The decision to toss the case came after Fahey in April scaled back its scope, allowing the deputy to claim only that he had reported a fight between two deputies and was then subjected to retaliation. The judge banned Gonzalez from introducing any evidence regarding the other deputies’ alleged involvement in the Executioners, a group of deputies in the sheriff’s Compton station, his attorney Alan Romero said.
Romero said Fahey’s refusal “to permit discovery with respect to The Executioners gang,” coupled with the lawsuit’s dismissal, amounted to a “cover-up.”
“We are highly confident that the Court of Appeals will reverse and allow discovery into the deputy gang that Gonzalez blew the whistle on,” Romero said in a statement.
After he filed a legal claim last year, Gonzalez testified in an unrelated federal civil rights lawsuit about the alleged activities of the Executioners. In a deposition, he testified that the tattooed deputies in the group have a stronghold over the Compton station and have committed an array of abuses, including fabricating stories about seeing crime suspects carrying guns.
Gonzalez said in the deposition that about 15 to 20 deputies are members of the Executioners, and that others are prospective members who are “chasing ink” — a reference to the matching skull tattoos that members are allowed to get. Most members and prospects, he said, have been involved in high-profile shootings or beatings. Gonzalez said that after a shooting, members will have a party at a bar and call it a “998 debrief,” after the radio code deputies use when reporting they’ve been in a shooting.
Sheriff Alex Villanueva, who has said claims from inside and outside the department about the prevalence and danger of gang-like deputy groups are overblown, released a statement Friday saying Gonzalez is not a credible source.

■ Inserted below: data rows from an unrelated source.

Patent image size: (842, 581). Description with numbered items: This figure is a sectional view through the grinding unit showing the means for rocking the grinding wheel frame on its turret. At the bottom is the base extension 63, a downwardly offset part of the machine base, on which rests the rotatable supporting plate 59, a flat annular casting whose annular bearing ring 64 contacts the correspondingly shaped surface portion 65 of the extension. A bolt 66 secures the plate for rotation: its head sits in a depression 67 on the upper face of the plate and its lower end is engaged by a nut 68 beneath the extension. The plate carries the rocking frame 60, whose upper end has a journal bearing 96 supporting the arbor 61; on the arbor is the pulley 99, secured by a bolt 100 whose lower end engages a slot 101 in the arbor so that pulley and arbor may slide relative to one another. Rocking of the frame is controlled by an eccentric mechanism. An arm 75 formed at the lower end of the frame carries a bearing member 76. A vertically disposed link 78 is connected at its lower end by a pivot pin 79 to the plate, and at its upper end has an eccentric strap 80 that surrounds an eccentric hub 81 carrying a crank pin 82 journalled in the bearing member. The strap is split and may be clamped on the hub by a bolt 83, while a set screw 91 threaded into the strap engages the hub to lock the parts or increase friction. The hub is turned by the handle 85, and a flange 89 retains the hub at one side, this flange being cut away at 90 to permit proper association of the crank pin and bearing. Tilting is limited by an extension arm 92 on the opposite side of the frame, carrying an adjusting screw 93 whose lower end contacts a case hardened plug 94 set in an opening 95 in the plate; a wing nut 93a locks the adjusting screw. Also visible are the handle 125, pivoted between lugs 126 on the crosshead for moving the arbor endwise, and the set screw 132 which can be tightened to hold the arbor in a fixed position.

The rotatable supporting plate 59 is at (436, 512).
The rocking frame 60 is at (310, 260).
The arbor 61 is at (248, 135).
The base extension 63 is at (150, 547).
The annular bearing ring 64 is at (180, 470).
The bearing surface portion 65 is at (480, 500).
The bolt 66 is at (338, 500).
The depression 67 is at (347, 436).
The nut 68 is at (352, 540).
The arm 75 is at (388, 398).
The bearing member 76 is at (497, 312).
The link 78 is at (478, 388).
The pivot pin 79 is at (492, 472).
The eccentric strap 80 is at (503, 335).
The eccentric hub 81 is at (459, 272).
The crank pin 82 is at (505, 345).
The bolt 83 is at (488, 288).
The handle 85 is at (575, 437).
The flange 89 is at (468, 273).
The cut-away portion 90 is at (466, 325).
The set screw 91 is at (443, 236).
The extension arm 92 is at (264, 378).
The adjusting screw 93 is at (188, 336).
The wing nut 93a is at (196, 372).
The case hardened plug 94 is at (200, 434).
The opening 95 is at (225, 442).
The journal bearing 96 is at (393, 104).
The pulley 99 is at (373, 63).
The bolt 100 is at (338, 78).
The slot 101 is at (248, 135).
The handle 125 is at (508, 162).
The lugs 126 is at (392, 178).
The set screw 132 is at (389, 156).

“The unproven allegations in this case alleging ‘deputy gangs’ by Mr. Gonzalez have been used as the primary basis for attacks on the Department by some members of the Board of Supervisors, a former member of the Board of Supervisors (who has been indicted for public corruption), the Office of the Inspector General, the Civilian Oversight Commission, other elected officials, and the media,” Villanueva said.
The sheriff added that Gonzalez is on paid leave and implied he had been sidelined for being dishonest.
Saying he was “deeply concerned” that Gonzalez “may have supplied incomplete or misleading information to the legal system,” Villanueva added that “appropriate measures will be taken so that we continue to assure our communities deputy sheriffs can, and must, be trusted.”
Romero, however, said Gonzalez is on unpaid disability leave because of work-related stress.
Not all of the allegations Gonzalez made about the Executioners in the federal lawsuit were included in his retaliation lawsuit and, so, were not taken into account by the judge when he tossed out the case.
The Sheriff’s Department has not responded to repeated inquiries from The Times about the outcome of its internal investigation into the Executioners, other than to deny that deputies hold tattoo parties after shootings. Such shootings, a department spokesperson said in a statement, “are very traumatic incidents to all parties involved.”